2 minute read
IFFR REVIEW DAILY BIRDLAND
VERDICT: Revolution is coming in this intricate, densely layered vision of the burning of a forest and the girl who harnesses the technology of dissent.
Carmen Gray, January 26, 2023
Advertisement
A fire blazes through the forest and lights up the night sky around El Mansouria, the homestead near Tangier of the wealthy Bechtani clan. It’s not initially clear who set it, but the family suspects that it is the work of Bab Al Sama, an unscrupulous real estate developer intent on turning the land into a profitable construction zone, despite the ecological consequences. Birdland, screening in the Tiger Competition at Rotterdam, is the second feature-length fiction film of Moroccan director Leila Kilani, who more than a decade ago made Sur la Planche (2011), about women in Tangier factories trying to supplement their meagre incomes, and has made a number of documentaries about poverty, state violence and dissidence. Her latest film is an intricately woven vision of collapse and regeneration that blends the politically trenchant with the poetic and mystical. The spite and intrigue of family dynasty melodrama is a suspenseful hook, and is elevated by a wider cosmic perspective of esoteric connections, significances and signs, and the unstoppable forces of social revolution.
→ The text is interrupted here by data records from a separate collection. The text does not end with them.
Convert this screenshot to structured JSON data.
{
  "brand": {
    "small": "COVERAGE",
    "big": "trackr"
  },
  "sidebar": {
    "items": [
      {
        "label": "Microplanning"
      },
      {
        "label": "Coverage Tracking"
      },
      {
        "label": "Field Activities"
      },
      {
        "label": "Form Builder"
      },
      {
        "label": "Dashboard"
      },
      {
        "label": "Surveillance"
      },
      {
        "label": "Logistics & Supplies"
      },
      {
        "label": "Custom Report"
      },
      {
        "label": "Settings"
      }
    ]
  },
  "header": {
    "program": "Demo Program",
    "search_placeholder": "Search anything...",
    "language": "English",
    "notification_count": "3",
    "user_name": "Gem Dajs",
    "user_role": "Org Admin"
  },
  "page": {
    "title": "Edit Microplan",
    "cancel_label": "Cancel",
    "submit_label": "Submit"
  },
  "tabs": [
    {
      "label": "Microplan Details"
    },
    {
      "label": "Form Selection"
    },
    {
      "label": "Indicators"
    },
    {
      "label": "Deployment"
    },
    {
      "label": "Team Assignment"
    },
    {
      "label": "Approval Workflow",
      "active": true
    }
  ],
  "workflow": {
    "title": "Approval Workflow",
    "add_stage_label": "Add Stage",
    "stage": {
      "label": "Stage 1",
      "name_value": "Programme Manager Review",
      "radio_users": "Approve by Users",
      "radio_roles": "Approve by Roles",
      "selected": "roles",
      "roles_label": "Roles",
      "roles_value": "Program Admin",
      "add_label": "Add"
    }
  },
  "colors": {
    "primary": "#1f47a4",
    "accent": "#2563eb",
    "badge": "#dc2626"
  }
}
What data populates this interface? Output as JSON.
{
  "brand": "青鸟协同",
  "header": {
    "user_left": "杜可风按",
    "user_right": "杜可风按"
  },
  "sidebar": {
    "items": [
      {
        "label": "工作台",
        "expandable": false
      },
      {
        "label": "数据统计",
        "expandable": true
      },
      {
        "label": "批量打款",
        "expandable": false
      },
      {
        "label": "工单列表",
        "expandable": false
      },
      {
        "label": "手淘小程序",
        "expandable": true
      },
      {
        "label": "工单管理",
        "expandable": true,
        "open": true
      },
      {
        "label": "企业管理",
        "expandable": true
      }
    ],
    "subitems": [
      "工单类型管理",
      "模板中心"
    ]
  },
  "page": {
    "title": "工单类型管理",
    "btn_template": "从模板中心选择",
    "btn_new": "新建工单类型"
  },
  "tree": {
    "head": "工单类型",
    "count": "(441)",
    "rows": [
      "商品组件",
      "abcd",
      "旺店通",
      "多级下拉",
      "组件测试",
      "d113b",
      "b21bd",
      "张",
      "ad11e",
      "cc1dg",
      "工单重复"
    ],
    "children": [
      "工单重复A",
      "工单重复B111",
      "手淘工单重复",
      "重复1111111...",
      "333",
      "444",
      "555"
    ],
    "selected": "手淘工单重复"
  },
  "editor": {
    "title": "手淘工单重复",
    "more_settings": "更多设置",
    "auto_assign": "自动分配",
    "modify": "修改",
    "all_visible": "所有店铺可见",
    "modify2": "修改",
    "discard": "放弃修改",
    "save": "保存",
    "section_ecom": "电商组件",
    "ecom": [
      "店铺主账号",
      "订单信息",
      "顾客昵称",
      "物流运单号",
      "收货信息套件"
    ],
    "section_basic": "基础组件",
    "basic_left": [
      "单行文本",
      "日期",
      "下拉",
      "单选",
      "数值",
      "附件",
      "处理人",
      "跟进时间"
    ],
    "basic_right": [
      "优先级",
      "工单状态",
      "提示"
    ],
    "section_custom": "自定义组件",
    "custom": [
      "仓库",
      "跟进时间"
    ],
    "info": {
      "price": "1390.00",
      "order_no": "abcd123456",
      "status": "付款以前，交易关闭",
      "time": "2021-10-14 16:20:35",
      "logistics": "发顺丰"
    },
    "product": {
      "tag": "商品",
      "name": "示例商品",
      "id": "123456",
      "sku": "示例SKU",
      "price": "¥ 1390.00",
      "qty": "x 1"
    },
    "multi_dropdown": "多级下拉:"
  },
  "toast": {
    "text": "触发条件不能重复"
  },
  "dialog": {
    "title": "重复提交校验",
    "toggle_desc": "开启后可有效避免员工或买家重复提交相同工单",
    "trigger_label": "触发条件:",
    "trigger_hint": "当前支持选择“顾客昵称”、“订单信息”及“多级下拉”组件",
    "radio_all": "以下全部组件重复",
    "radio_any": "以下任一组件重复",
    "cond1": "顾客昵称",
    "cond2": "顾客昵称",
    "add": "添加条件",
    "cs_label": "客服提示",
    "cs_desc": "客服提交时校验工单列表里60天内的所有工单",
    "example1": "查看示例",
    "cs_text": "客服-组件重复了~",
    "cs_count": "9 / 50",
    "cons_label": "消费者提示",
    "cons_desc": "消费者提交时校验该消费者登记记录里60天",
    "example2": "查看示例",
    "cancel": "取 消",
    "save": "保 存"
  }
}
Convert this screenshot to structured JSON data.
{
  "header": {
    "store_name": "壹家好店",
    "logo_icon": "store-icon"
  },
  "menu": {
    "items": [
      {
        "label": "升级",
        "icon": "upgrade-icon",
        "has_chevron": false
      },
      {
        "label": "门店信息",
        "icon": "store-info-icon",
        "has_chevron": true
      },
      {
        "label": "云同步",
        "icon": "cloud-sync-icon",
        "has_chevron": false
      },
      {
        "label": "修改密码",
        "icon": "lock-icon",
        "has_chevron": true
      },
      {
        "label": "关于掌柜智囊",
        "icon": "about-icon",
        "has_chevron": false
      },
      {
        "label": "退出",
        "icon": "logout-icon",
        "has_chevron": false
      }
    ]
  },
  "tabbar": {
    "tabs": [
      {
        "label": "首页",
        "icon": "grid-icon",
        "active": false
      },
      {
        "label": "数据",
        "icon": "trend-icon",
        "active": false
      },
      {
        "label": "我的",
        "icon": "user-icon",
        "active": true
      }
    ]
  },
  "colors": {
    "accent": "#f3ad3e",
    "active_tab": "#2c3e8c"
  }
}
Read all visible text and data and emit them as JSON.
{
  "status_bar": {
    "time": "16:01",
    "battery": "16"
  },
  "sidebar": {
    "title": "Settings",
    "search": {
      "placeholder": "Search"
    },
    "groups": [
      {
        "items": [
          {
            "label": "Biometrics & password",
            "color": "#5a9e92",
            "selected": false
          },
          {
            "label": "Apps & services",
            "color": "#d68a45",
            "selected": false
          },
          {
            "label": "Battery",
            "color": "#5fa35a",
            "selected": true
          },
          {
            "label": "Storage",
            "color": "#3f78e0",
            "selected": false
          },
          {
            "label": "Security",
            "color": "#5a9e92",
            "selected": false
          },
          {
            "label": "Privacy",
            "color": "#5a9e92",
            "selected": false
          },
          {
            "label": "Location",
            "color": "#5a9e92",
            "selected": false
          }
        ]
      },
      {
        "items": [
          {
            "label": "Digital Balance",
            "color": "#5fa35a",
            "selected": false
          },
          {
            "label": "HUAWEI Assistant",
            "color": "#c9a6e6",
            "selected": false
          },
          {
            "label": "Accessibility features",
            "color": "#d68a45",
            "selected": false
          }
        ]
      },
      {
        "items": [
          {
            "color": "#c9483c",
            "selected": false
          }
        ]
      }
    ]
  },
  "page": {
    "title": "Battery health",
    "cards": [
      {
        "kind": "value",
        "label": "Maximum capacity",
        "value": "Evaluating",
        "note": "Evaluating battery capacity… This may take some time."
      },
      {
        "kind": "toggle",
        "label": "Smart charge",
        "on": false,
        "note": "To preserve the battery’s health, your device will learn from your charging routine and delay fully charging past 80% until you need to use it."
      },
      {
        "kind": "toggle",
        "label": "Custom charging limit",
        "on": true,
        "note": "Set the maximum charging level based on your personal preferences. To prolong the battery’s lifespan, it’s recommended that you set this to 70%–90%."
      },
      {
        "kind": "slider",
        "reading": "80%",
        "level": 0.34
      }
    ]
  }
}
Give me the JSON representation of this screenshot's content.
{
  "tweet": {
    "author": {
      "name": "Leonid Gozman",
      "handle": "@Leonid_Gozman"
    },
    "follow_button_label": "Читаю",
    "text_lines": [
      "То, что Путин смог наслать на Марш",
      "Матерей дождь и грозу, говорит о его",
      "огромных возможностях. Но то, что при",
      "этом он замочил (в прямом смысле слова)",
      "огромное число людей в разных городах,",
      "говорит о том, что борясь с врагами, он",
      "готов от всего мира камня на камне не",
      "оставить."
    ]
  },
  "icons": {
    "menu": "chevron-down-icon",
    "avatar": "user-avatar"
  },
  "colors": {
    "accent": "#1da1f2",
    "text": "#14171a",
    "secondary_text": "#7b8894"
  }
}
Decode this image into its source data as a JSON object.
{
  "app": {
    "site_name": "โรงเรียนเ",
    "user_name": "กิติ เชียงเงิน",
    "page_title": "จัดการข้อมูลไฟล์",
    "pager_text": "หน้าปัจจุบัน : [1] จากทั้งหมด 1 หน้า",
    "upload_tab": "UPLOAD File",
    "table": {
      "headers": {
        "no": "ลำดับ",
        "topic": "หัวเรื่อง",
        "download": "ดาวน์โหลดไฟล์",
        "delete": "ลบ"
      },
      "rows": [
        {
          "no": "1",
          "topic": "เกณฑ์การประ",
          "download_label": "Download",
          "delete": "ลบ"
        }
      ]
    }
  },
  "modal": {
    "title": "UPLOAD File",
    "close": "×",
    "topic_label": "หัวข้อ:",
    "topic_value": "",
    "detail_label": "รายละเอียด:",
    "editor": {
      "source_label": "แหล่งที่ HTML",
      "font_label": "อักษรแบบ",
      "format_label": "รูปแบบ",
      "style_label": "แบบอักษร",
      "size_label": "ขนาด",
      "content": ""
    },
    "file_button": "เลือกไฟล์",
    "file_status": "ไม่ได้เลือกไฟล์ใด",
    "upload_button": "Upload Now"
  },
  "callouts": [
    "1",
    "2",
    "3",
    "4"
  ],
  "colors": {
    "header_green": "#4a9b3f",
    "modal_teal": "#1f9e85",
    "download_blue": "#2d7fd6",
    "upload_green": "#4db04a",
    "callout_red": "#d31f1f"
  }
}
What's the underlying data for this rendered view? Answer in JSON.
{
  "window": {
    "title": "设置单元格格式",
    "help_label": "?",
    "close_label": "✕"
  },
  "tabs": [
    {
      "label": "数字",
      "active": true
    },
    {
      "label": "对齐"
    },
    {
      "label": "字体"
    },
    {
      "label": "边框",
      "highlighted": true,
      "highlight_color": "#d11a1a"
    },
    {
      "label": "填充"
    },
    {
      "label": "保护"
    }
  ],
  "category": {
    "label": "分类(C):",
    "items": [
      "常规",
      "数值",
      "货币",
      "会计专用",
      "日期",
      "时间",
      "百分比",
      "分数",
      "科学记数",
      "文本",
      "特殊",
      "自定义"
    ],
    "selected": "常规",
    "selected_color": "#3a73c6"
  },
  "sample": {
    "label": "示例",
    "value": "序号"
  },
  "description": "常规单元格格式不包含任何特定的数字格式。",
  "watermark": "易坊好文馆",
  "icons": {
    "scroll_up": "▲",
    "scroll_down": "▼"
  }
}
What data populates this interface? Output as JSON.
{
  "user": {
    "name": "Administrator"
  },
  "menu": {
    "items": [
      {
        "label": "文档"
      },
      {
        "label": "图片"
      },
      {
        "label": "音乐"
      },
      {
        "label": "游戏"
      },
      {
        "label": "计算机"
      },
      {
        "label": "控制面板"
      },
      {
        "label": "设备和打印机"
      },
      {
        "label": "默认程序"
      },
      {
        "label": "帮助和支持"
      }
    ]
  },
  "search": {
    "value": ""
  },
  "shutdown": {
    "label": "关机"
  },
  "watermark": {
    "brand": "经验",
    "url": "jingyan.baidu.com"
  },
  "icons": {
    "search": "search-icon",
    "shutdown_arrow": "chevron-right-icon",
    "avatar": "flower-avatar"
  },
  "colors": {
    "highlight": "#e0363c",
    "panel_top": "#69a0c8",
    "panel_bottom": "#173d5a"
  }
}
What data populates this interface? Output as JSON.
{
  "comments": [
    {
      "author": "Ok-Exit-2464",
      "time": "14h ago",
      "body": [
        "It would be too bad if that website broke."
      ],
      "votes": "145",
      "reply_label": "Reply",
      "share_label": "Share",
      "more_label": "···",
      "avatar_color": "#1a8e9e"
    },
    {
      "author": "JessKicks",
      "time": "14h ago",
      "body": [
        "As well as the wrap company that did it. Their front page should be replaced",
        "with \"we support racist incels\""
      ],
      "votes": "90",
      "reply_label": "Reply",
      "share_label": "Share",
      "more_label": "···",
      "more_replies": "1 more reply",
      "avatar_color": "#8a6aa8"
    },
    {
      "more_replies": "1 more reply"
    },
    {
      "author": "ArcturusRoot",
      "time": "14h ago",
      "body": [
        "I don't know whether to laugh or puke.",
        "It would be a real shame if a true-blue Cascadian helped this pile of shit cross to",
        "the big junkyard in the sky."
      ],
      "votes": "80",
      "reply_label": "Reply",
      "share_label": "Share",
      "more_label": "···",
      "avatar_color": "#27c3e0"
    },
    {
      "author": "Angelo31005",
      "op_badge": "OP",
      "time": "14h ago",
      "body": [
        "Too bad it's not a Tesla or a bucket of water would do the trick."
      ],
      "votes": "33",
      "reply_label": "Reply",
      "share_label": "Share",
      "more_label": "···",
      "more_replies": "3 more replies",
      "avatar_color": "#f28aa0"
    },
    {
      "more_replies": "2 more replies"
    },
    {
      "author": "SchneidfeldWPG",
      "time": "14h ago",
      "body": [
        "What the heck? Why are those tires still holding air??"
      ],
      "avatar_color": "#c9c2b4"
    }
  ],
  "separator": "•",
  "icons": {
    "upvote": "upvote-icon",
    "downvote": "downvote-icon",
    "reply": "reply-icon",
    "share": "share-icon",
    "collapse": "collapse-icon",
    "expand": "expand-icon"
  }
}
We see this enchanting and cursed world through the spectacled eyes (and the live-streamed footage she shoots on her phone, when it takes over the frame) of the youngest Bechtani, Lina (Ifham Mathet). She is rebellious like her father Anis (Mustafa Shimdat). He has blocked the family’s attempt to sell the estate, resorting to North African “habous” law, according to which he can stipulate his share must be put to good social use through a charitable foundation. He does not want to see the land taken from the slum-dwellers down the hill, or from the birds, who share just as much right to remain there as anyone. The impoverished locals have lived there for forty years, but do not possess ownership papers and the targeting of their very existence for erasure by corporate greed may be the final straw before they rise up.